Chief Justice Dafaalla Al Hajj Yusuf, at a news conference called to discuss a report on Darfur he submitted to the president last month, insisted Sudan was capable of trying the suspects itself. He charged bias was evident in a report by a U.N. commission that has recommended Darfur suspects be brought before the International Criminal Court, the world’s first permanent war crimes tribunal.

Sudan’s vice president had said last week that his government will not send Sudanese citizens or officials suspected of committing war crimes in Darfur to any international court.

After years of tribal clashes over scarce resources in Darfur, conflict erupted in earnest in February 2003 when rebels in the western region took up arms against what they saw as years of state neglect and discrimination against Sudanese of African origin.

The government is accused of responding with a counterinsurgency campaign in which Arab militia known as Janjaweed committed wide-scale abuses against the African population.

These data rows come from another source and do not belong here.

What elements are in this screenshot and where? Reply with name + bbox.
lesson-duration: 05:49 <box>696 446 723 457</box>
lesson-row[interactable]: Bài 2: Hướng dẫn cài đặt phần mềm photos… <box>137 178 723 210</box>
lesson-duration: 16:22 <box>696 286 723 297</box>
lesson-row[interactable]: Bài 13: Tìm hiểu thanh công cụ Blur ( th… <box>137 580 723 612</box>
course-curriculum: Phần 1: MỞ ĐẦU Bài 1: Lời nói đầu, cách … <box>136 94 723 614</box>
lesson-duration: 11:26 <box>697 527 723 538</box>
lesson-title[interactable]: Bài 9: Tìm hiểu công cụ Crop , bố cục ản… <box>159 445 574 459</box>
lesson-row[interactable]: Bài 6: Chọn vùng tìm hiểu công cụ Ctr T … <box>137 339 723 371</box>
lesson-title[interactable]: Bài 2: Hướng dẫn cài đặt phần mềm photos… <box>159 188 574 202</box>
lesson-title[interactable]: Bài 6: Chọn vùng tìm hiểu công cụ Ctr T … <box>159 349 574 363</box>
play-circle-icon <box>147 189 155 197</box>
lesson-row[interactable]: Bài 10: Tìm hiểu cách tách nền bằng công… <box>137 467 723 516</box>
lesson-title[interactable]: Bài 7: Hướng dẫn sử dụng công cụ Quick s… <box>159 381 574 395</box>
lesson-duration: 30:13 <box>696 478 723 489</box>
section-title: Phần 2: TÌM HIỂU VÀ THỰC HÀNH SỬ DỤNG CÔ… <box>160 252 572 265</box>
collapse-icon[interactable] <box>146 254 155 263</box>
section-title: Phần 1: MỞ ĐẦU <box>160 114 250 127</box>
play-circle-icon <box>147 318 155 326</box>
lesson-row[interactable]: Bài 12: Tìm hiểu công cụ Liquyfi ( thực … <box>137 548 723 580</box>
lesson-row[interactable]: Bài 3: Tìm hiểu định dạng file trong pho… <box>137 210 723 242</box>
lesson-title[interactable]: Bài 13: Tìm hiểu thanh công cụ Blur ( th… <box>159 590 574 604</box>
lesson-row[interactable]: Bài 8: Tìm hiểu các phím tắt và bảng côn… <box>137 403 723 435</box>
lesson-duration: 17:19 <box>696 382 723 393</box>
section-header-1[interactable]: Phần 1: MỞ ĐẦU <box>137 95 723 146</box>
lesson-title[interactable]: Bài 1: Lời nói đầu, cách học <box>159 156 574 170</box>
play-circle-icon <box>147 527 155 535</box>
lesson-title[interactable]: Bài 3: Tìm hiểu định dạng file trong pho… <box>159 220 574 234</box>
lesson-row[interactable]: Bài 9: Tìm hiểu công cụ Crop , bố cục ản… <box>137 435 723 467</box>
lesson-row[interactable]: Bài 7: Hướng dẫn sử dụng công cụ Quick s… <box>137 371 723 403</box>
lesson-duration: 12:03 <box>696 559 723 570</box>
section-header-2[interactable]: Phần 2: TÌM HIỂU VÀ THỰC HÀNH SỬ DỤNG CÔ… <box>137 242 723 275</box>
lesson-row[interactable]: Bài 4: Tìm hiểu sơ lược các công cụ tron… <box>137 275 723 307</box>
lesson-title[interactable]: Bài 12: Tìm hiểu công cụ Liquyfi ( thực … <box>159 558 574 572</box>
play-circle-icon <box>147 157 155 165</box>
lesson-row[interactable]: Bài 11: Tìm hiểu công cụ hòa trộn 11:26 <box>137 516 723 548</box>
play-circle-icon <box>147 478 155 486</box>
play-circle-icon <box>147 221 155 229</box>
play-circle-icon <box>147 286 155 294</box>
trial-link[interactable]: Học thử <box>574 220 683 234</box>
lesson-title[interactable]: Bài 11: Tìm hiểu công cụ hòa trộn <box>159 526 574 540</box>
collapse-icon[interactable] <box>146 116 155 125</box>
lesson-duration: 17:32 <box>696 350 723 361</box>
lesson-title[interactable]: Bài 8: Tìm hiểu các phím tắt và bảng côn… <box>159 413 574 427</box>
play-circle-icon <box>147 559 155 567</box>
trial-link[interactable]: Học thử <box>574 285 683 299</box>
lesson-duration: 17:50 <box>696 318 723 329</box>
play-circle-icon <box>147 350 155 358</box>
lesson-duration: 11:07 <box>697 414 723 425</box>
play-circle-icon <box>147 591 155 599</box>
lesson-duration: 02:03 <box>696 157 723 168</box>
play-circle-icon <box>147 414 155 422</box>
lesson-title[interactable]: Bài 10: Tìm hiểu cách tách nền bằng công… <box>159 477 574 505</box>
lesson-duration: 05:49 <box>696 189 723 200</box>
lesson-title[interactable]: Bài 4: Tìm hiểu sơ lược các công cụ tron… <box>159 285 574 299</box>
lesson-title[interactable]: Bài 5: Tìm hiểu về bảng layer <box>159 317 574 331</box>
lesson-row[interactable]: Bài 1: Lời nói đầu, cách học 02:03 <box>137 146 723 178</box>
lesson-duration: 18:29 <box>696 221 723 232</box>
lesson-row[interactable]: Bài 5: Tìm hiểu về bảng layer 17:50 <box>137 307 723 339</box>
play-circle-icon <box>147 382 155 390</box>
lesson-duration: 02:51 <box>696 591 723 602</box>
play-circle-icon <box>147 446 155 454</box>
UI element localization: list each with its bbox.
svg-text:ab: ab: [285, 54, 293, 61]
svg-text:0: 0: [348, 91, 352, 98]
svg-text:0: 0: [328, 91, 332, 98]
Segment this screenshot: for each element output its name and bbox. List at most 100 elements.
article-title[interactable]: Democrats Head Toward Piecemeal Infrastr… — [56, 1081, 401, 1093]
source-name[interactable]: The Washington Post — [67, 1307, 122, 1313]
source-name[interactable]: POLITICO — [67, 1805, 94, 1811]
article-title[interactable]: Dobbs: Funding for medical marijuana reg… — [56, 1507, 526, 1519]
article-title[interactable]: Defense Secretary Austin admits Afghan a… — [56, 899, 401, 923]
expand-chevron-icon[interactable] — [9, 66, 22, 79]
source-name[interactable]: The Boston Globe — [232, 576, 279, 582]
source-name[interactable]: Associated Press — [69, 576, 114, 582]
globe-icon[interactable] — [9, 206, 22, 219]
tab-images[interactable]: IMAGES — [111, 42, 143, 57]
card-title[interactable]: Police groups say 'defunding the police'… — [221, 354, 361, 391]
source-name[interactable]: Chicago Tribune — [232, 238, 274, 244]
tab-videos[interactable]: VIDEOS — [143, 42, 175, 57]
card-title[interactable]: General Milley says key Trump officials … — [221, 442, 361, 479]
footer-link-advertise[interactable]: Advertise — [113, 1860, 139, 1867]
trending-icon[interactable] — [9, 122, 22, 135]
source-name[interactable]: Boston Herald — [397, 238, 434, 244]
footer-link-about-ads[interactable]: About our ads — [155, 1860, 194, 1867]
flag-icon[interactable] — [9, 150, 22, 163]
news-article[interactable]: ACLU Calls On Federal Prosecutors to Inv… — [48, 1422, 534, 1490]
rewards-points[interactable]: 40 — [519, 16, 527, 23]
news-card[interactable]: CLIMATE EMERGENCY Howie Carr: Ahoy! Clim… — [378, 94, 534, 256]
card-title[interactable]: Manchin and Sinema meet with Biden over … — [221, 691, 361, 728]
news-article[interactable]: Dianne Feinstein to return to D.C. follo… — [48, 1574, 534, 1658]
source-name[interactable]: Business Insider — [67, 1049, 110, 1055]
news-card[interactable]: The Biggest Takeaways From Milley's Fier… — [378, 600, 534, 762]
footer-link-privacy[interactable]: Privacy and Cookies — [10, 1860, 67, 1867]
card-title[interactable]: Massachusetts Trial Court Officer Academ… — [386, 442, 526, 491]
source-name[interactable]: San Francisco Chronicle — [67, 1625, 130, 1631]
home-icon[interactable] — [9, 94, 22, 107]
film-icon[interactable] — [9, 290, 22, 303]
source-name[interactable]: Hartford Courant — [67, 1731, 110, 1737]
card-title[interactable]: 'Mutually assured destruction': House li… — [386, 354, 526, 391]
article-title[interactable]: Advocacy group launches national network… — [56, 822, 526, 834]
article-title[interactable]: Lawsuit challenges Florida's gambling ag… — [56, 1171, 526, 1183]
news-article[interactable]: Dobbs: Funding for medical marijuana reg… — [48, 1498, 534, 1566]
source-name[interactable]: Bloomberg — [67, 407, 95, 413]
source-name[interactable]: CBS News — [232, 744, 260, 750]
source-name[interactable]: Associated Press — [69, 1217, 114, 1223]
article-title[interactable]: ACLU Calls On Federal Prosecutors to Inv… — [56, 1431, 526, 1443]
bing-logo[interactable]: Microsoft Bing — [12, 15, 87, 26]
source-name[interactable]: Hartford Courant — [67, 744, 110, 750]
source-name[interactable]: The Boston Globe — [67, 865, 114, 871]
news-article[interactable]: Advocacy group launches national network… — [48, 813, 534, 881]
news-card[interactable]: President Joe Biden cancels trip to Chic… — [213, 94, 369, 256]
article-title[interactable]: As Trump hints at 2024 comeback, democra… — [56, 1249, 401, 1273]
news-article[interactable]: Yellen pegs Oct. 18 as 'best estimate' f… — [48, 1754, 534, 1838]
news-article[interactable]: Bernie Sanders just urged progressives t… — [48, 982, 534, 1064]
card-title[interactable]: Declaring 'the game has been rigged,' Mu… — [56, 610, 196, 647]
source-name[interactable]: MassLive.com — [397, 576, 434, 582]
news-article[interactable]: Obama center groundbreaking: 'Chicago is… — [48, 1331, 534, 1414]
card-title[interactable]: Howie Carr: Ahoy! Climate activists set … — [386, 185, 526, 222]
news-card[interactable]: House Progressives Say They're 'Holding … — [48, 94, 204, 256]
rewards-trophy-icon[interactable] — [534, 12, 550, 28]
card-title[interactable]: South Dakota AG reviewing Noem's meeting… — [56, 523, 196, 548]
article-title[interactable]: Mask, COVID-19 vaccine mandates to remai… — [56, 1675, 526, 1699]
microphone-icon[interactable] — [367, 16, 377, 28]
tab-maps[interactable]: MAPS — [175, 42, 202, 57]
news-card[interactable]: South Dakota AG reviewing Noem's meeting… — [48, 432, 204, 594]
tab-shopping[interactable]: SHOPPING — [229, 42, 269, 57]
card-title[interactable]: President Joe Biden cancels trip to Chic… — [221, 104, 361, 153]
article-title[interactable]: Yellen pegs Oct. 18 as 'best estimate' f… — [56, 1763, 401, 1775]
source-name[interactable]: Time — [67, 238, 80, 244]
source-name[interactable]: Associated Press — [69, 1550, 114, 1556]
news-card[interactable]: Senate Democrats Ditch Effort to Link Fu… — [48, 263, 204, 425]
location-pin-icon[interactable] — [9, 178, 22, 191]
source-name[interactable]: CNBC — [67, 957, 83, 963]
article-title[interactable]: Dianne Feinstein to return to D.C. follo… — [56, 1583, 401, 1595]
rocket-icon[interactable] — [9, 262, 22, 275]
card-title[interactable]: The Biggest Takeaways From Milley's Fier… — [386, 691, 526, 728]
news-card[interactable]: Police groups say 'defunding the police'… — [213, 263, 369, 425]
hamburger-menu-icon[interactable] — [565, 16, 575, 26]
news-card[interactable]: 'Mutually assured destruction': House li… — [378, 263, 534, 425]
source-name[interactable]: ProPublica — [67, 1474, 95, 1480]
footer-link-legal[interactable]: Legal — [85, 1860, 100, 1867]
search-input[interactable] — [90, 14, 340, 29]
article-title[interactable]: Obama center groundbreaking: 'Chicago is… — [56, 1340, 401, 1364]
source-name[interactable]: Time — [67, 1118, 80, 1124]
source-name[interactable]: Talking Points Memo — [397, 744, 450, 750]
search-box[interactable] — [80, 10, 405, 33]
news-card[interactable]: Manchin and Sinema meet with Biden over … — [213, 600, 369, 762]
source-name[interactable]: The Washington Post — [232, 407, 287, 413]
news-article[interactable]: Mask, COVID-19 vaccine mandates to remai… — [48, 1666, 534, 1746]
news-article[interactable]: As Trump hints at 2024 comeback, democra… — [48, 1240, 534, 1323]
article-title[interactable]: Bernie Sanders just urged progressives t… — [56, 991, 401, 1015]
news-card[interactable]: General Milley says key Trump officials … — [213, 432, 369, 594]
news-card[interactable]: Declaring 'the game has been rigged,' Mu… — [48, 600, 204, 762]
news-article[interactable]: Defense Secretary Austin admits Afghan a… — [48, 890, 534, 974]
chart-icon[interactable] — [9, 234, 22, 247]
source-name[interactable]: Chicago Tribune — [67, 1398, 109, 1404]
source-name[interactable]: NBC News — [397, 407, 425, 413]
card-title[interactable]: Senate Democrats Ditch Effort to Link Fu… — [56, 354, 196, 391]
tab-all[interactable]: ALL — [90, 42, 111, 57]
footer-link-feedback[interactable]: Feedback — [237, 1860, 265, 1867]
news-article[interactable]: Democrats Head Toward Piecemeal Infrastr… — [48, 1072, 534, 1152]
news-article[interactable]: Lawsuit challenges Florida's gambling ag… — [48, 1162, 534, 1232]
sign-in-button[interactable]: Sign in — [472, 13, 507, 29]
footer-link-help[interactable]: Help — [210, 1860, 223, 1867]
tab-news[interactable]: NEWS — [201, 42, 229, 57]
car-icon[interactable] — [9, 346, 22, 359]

Yusuf said his committee had investigated reports of extra-judicial killings in Darfur and “it became clear to us that there was indication that violations took place and, if such is the case, they constitute a violation of…international laws.”

He said the names of suspects had been passed on to another committee recently formed at his recommendation to investigate, interview witnesses and advise whether trials should be held. He did not name suspects or elaborate on the accusations against them.

Yusuf claimed criminal courts here already had sentenced more than 80 people to death in crimes linked to the unrest in Darfur.

He said his committee also had recommended committees be formed to decide how to compensate victims and how to address the underlying causes of the Darfur conflict – chief among them lack of resources in the region.

In a report last week, the U.N. commission concluded that the Sudanese government and militias carried out mass killing and probably war crimes in Darfur.

The U.N. panel said government leaders did not appear to intend to exterminate an entire group for ethnic, religious or other reasons – the definition of genocide, which the U.S. and others say has occurred in Darfur.

However, the panel did not rule out that a court could eventually find there may have been genocidal acts in Darfur and some individuals may be found guilty of genocidal intent.

Yusuf said there were points of agreement between the U.N. committee and his committee of Sudanese judges and experts who spent two months in Darfur late last year,

“The U.N. commission agreed with us that there was no genocide in Darfur,” he said. “It agreed with us that there were rapes and sexual violence, but they charged that it was systematic and intentional and we say this was not the case.”

Yusuf’s committee issued a summary of its report when it was submitted to the president, but the full report has not yet been made public.